ダイレクトコンバージョン方式でミキサーには、アナログスイッチ74HC4066を使います。
局部発振は、3チャンネルクロックジャネレータSi5351Aを使い、位相差90°の信号をミキサーに加えることによりIQ信号を得ます。
Si5351Aの制御には、PIC12F1822を使っています。
回路図です。

PIC12F1822とSi5351Aの間は、I2C接続です。I2Cの場合、SCLとSDAは、プルアップしなければなりませんが、
今回は、PIC12F1822の入力をPIC側でウィークプルアップに設定して、プルアップ抵抗を省略しました。
また、BAND切り替えスイッチも同様にウィークプルアップしてプルアップ抵抗をなくしています。
電源は、乾電池2本(3V)で、アナログスイッチは、抵抗で分圧してバイアス電圧を加えてあります。
アンテナから直接アナログスイッチに信号を加えても良いのですが、今回は、FT-37#43でインピーダンス変換をし、
信号の電圧をアップしています。これにより出力が6dBほどアップしました。
出力したIQ信号をパソコンにマイク端子に入力し、SDRソフトで処理すれば、CW、SSBなどの信号が復調されます。

ブレッドボードです。

こんな簡単な回路でほんとうにアマチュア無線の信号が聞こえるのでしょうか。
実際に7MHzのアンテナに接続して受信テストを行いました。
SDRソフトは、シンプルで軽いRockyを使いました。
7MHzの場合の局部発振周波数は、7.040MHzにしましたので、RockyのView→Setting→DSPを開き、
singleBANDで周波数を7040000に設定します。
マイク入力のレベルを調整して、受信します。
7MHzを受信したときの画面です。
中央が局発の周波数です。右側に山状に見えるがSSBの信号、左側の線状のピークがCW信号です。
カーソルを移動し信号でクリックするとCW,SSBが復調されます。(モードを設定しておく必要があります)

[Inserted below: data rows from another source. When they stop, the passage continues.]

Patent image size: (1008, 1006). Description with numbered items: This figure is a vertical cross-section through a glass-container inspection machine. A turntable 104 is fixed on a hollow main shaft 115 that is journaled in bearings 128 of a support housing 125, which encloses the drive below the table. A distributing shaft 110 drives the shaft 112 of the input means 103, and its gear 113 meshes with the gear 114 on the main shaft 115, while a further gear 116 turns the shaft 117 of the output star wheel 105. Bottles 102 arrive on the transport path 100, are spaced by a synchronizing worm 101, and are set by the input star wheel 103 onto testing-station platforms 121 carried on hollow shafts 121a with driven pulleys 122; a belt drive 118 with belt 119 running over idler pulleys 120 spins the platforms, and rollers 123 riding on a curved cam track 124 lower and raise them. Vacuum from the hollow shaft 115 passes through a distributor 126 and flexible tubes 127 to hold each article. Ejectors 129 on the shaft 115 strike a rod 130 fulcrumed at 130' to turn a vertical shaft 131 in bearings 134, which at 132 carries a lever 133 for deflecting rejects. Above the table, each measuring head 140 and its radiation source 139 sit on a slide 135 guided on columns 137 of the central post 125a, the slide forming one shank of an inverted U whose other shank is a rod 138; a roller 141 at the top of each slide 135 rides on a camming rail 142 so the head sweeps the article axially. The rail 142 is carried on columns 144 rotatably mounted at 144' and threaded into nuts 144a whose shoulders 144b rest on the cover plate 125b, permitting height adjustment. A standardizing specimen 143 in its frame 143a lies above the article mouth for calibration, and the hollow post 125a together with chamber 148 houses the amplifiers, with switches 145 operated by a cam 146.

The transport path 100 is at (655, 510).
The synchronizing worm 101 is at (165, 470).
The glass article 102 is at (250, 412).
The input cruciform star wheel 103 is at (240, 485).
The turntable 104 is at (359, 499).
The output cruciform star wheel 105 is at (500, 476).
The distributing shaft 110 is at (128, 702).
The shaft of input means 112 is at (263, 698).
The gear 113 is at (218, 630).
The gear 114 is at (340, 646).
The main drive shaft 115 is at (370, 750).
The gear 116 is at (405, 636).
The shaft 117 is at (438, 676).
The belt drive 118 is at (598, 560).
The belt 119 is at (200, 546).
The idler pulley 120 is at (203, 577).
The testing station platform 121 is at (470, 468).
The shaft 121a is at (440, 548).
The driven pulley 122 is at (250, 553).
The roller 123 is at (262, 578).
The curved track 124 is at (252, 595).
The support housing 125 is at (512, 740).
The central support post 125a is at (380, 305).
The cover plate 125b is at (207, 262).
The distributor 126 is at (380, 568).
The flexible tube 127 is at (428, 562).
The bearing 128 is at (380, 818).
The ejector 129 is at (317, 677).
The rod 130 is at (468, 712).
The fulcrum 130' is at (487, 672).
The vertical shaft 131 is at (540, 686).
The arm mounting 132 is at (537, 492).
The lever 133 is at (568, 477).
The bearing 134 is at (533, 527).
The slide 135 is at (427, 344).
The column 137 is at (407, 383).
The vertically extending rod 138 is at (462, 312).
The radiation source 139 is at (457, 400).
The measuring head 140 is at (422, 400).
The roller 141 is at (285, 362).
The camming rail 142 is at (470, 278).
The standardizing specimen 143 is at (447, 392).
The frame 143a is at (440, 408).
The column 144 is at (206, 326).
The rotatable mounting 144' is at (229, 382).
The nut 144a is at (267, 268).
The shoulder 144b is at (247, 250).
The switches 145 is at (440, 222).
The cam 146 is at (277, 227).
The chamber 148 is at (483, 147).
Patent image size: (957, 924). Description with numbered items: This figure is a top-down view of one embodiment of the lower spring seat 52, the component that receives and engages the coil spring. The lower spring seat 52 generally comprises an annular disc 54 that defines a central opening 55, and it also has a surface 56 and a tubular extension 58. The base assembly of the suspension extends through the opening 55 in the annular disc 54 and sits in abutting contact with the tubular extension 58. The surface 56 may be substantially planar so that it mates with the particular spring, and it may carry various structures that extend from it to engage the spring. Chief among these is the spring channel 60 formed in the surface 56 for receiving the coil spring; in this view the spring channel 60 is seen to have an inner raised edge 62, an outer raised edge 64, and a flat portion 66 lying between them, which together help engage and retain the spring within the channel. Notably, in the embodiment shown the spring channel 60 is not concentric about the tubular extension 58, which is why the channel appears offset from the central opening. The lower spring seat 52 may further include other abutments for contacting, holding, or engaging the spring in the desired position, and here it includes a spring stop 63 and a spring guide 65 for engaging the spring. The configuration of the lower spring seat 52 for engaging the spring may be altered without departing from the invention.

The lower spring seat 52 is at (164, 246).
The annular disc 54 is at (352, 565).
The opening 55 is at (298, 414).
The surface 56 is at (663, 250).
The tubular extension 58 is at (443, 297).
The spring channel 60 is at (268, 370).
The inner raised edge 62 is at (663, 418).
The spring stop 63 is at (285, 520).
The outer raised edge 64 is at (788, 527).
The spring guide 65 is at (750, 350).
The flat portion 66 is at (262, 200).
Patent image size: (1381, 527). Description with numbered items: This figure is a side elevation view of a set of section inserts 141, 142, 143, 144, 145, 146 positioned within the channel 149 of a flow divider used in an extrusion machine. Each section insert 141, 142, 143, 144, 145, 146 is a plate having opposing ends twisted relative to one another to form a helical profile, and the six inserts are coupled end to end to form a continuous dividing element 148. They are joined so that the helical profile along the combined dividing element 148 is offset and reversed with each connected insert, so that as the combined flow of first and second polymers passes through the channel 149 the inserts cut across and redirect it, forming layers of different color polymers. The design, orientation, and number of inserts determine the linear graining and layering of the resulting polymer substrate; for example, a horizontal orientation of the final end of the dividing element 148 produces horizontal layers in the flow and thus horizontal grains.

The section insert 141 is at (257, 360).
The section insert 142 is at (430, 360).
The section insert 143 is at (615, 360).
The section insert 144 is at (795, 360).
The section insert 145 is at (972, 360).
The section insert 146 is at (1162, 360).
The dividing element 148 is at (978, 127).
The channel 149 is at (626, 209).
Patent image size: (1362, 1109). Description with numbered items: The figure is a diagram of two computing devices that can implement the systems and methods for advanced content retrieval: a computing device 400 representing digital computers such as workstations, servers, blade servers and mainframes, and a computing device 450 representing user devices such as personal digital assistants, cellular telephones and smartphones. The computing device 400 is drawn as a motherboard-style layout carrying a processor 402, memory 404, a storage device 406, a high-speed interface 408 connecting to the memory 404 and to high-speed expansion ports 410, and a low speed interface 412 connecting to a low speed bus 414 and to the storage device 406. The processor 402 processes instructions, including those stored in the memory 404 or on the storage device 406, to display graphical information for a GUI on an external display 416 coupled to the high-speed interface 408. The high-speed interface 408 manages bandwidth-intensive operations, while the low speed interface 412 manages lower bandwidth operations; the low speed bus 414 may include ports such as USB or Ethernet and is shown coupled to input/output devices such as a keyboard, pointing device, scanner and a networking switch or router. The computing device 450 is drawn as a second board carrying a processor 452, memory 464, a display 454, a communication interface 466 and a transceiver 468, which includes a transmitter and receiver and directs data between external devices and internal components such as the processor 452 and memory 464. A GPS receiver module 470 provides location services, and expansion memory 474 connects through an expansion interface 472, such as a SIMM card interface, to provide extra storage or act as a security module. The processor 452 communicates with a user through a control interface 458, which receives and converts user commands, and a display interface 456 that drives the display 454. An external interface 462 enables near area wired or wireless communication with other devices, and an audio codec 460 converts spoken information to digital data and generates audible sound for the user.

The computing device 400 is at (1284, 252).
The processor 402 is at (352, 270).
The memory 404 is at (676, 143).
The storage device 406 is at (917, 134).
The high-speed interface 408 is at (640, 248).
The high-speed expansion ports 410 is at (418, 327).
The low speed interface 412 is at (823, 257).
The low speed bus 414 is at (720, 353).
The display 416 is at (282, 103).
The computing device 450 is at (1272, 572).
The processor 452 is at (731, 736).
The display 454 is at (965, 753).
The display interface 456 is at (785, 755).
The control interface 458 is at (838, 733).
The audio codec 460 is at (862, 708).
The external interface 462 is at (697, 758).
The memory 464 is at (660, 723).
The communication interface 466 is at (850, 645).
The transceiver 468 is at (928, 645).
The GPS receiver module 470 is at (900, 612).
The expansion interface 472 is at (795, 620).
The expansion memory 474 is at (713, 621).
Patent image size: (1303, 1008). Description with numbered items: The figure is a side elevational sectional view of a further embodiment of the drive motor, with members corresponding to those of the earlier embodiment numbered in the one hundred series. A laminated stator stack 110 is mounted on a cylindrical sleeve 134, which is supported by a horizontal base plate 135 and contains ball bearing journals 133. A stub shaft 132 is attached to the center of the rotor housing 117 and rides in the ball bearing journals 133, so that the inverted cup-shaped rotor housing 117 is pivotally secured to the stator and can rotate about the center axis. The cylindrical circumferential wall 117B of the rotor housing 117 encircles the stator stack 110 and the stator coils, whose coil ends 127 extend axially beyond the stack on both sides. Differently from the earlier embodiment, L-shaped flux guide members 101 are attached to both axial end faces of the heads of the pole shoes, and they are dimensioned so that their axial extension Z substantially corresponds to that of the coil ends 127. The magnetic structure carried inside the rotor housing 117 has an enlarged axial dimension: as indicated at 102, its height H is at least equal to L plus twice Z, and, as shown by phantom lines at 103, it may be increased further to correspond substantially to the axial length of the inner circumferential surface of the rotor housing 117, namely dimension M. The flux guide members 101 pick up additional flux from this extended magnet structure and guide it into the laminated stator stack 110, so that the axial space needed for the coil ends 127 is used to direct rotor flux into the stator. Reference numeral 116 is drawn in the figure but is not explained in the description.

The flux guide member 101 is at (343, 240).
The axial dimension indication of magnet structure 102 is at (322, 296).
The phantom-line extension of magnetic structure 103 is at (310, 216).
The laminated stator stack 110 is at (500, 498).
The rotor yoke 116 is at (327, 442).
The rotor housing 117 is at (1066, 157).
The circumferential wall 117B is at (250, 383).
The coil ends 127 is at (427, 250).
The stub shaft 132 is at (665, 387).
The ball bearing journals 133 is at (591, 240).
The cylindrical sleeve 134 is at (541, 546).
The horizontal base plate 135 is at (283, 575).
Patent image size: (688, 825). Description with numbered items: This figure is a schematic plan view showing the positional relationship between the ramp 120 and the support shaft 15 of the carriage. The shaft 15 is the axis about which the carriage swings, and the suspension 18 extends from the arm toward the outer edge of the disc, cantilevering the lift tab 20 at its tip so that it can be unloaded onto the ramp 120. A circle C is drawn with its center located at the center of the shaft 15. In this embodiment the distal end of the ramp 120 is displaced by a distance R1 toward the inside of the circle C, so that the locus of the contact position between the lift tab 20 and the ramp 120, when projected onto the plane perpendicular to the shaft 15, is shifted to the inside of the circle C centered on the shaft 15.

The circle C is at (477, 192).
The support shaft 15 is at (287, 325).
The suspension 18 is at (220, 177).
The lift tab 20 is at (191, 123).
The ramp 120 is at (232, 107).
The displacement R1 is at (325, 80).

Si5351Aを制御するPIC12F1822のプログラムについて、簡単に説明します。
以前にテストしたPIC16F883 Si5351A VFOのプログラムを周波数固定にして、パラメータを計算して簡略化して使用しました。
発振周波数は、固定で、7.040MHzと3.5375MHzです。BAND SWによって発振周波数切り替えます。
CLK0とCLK1に位相差90°の信号を出力します。位相差を与える方法は、こちらをご覧ください。
位相差90°の信号を得るために7MHzでのPLL周波数は、700MHzに3.5MHzでのPLL周波数は400MHzとし、位相差を与える値を微調整しました。
3.5MHzと7MHzの位相差信号のリサージュ図形です。

3.5MHz

7MHz

ほぼ90°です。

PIC12F1822のプログラミングは、MPLABX IDEでXC8コンパイラを使っています。
参考までにプログラムを掲載します。こちら(テキストファイルです)
まだ、試作段階ですので、今後変更するかもしれません。ご承知ください。


2019.3.24  

回路をユニバーサル基板に組み、簡単なケースに納めました。


2020.5.1

仮ケースからタカチのケースYM-150に納めました。


内部です。



電源は、3.3VのACアダプターがあったので、電池との2Wayとしました。


2020.2.23
PIC12F1840 Si5351A BS170 7MHz CW TX と組み合わせて、交信するために、通信型に改良しました。
改良点は、KEYがLOWになった時に受信機がスタンバイするようにしました。
ただ、これだけですと、送信機がキャリブレーション時受信機OFFになり、キャリブレーション信号を受信できません。
そこで、キャリブレーション時に受信機を強制的に受信状態にするように、トグルスイッチを追加しました。
トグルスイッチは、キャリブレーション時は、RX側に、トランシーブ操作をするときは、TR側にします。
回路図です。
電源は、電池と外部電源の2Wayとしました。

外観です。トグルスイッチが一つ追加されました。